Pada artikel kali ini penulis ingin membicarakan mengenai rejeki dari sisi ikhtiar bathiniah berupa pembangunan mental dan keyakinan alam bawah sadar melalui pengucapan kalimat afirmatif. Secara khusus pula, kalimat afirmatif yang penulis jadikan 'model' atau contoh adalah kalimat afirmatif yang dalam khasanah nusantara dikenal dengan nama 'mantra'.
Salah satu mantra yang menjadi kalimat afirmatif untuk 'penarik' rejeki adalah dibawah ini :
Bismillahirahmanir-rahiim, (kemudian mengheningkan cipta, berdoalah dengan cara memuji Tuhan dan memohon rejeki),
“Sri Rejeki,
Sedulurku kang ono keblat wetan pernahe,
Sedulurku kang ono keblat kidul pernahe,
Sedulurku kang onokeblat kulon pernahe,
Sedulurku kang ono keblat lor pernahe,
Bapa akasa,
Ibu pertiwi,
Wus pepak sedulurku papat kalimo pancer,
Rewangono ingsun golek rejeki sandang pangan, pepak rejeki, murah rejeki krana Allah ta’ala
Lailahailallahu Muhammadarasulullah”.
“Sri rejeki,
Saudaraku yang ada di keblat timur tempatnya,
Saudaraku ayng ada di keblat selatan tempatnya,
Saudaraku yang ada di keblat barat tempatnya, Saudaraku yang ada di keblat utara tempatnya,
Bapa Angkasa,
Ibu pertiwi,
Sudah genap saudaraku yang empat dan yang kelima ‘pancer’
Ikutlah bersamaku mencari rejeki, sandang pangan,
Cukup rejeki murah rejeki karena Allah ta’ala,
Lailahailallahu Muhammadarasulullah”
Mantra adalah Penyaksian.
Penyaksian suatu kesiapan mental kita menjadi saksi. Bisa menjadi saksi karena kita sendiri telah ‘melihat, mendengar dan atau mengalami dan merasakan sendiri. Jika berdoa memohon rejeki, maka sepatutnya kita sudah menjadi saksi dan menyaksikan bahwa diri ini adalah fakir tiada daya sama sekali. Sekaligus juga menyaksikan dan menjadi saksi bahwa Allah itu kaya, amat pemurah serta mau dan mampu mencurahkan rejeki pada kita.

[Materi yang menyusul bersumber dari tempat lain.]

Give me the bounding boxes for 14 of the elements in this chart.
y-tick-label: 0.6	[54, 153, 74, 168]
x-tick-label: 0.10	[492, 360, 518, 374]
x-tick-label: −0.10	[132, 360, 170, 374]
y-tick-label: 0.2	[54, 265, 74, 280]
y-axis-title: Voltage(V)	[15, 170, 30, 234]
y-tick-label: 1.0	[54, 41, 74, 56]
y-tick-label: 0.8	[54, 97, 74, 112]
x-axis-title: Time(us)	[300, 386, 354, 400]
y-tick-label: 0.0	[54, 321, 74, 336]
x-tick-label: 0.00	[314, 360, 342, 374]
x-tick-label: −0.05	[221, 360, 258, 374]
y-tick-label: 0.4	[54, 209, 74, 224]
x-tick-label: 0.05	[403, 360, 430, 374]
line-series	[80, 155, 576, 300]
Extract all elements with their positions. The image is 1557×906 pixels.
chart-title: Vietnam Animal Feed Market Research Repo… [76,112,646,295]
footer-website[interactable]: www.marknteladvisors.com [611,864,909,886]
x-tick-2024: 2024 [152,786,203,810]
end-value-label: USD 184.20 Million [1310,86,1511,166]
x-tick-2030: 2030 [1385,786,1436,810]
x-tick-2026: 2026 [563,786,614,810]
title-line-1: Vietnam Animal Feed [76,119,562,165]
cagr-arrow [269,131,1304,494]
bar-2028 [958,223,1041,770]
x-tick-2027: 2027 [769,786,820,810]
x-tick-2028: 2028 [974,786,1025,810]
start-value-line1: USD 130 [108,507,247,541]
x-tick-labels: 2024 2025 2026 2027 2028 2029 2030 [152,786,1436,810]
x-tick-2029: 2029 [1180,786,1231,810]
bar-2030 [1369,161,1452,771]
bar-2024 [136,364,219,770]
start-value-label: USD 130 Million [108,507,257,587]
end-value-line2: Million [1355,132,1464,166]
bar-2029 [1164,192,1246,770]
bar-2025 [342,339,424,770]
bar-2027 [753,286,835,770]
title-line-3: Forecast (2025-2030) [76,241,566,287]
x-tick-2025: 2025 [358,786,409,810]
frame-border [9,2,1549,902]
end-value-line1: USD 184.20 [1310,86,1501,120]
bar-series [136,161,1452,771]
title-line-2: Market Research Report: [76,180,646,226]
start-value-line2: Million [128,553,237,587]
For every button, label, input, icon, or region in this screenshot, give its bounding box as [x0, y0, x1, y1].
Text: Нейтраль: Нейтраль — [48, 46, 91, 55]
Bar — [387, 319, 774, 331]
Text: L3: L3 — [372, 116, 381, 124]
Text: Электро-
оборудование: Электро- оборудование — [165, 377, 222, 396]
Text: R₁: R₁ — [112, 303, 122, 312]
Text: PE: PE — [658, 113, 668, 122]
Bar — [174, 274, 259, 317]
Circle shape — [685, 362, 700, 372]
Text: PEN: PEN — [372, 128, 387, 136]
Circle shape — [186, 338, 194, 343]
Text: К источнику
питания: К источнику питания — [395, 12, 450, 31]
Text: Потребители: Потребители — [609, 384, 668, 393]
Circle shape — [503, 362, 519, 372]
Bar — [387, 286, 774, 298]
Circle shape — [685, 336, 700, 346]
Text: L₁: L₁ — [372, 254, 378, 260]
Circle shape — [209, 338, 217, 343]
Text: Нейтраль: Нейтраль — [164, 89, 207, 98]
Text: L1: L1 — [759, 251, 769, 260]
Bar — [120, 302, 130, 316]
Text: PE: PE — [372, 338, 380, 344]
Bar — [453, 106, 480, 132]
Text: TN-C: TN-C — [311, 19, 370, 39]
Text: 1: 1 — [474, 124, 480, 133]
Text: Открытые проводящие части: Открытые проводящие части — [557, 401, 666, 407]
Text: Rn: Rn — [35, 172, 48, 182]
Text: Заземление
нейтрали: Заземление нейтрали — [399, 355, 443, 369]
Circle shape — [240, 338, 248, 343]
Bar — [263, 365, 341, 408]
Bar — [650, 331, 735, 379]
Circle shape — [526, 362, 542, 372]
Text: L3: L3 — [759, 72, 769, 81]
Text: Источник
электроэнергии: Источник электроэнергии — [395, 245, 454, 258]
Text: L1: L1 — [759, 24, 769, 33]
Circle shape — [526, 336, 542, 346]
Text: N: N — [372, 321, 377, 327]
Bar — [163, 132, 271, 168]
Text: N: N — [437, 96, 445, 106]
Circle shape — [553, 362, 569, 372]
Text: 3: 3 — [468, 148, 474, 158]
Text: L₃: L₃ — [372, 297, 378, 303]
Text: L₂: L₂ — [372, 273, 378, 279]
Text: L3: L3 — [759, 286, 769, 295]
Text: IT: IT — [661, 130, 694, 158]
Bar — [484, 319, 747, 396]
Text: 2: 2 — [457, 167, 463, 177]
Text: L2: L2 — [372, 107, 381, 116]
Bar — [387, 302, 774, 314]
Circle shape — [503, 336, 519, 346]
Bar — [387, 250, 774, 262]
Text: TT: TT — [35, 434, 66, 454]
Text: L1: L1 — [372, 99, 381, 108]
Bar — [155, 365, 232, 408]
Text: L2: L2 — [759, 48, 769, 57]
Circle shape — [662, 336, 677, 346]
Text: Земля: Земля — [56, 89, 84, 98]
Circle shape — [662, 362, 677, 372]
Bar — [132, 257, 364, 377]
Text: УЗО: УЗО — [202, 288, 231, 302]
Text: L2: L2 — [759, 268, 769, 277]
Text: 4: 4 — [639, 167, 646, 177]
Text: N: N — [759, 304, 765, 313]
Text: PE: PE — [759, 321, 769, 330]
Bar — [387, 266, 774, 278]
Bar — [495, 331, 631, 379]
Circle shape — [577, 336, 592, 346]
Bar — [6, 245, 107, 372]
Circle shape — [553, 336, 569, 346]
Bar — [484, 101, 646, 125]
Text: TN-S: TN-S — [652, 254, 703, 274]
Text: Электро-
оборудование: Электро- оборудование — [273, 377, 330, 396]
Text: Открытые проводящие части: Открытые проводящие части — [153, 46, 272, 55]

Salah satu ‘alat’ yang mendongkrak kesaksian kita adalah mantra. Para orang tua zaman dulu mengajarkan mantra. Sebenarnya mantra adalah kalimat-kalimat afirmatif untuk memancing kesaksian mental atau alam bawah sadar kita.
Pada contoh mantra diatas maka kita menjadi saksi sekaligus menyaksikan bahwa Allah maha murah dengan menyediakan rejeki kita disemua tempat. Timur, selatan, barat, utara atas maupun bawah. Sekaligus kita mengakui sebagai bagian dari alam semesta.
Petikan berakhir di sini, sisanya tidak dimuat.